Have you discovered very much about what your ancestors did for a living?
How might the work of your ancestors have shaped your working life, and your personal life?
If your ancestors were often unemployed, or in poorly paying work and living in poverty, how does that compare with your life today?
If your ancestors were wealthy, was that reflected in the education they - and you - received?
Back in August this year, I had a very interesting message in relation to one of my blog posts. If you have Huntingdonshire heritage, do you have an ancestor with the surname of Ginn?

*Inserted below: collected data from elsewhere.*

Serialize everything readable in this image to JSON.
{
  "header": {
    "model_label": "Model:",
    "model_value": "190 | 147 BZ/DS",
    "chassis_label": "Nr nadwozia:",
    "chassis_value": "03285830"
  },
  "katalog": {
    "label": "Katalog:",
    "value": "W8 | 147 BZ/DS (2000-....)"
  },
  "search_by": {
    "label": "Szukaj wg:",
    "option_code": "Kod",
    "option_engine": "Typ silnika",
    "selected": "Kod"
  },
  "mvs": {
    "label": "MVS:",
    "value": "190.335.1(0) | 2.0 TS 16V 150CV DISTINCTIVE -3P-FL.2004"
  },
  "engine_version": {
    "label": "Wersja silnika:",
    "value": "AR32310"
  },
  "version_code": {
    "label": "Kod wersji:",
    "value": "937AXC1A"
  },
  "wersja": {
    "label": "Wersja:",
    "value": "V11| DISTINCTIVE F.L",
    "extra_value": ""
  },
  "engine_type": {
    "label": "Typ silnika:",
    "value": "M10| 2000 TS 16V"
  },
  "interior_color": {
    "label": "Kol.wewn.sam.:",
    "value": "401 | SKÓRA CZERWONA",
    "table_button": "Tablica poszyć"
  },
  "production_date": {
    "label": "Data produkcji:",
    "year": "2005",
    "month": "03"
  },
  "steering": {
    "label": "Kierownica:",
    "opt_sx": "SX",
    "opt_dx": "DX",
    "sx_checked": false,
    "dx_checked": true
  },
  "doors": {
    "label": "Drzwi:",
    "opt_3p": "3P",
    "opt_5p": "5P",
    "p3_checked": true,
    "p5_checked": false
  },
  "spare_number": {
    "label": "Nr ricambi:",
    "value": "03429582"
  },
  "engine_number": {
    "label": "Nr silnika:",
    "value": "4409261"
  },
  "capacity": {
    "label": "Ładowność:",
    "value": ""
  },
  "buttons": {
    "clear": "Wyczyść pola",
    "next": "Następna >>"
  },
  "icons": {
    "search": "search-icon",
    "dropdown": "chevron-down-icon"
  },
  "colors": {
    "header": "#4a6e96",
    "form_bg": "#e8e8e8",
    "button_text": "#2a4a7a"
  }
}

If you have Hertfordshire heritage and the same surname in your family tree then you may be interested in the one-name study conducted by Michael Taylor on his blog:
Ginn Family of Hertfordshire
Mr Taylor is interested in social history, as I am myself. During his research, several years ago, he went to Huntingdonshire and looked up the parish records for the Ginns, many of whom were my ancestors. I am very pleased that Mr Taylor has kindly passed on to me the fruits of his labours.
|Tom (on left)|
My great, great, great, great grandfather's brother, Robert Ginn, was a sergeant in Wellington's army and was wounded at the Battle of Waterloo, just over two hundred years ago. My great, great grandfather's eldest son, Arthur Ginn, was killed at Cape Helles, Gallipoli in the First World War, on 25 April 1915. It is unlikely Arthur would have known about the family history.
Mr Taylor has taken the Ginn family tree back to the 1670s, to a Huntingdonshire village called Southoe, just off the Great North Road. I now have several additional maiden names to add to my family tree.
The names Martha Walton, Sarah Rutt, Mary Lawson, Martha Mannering and Ann Saunders are amongst my possible Huntingdonshire ancestors.
I do not have any Hertfordshire heritage, as far as I know. I do have some Surrey and Middlesex ancestry, mostly around London, through Tom Ginn's second wife, my great, great grandmother Sarah, whose maiden name was Cole.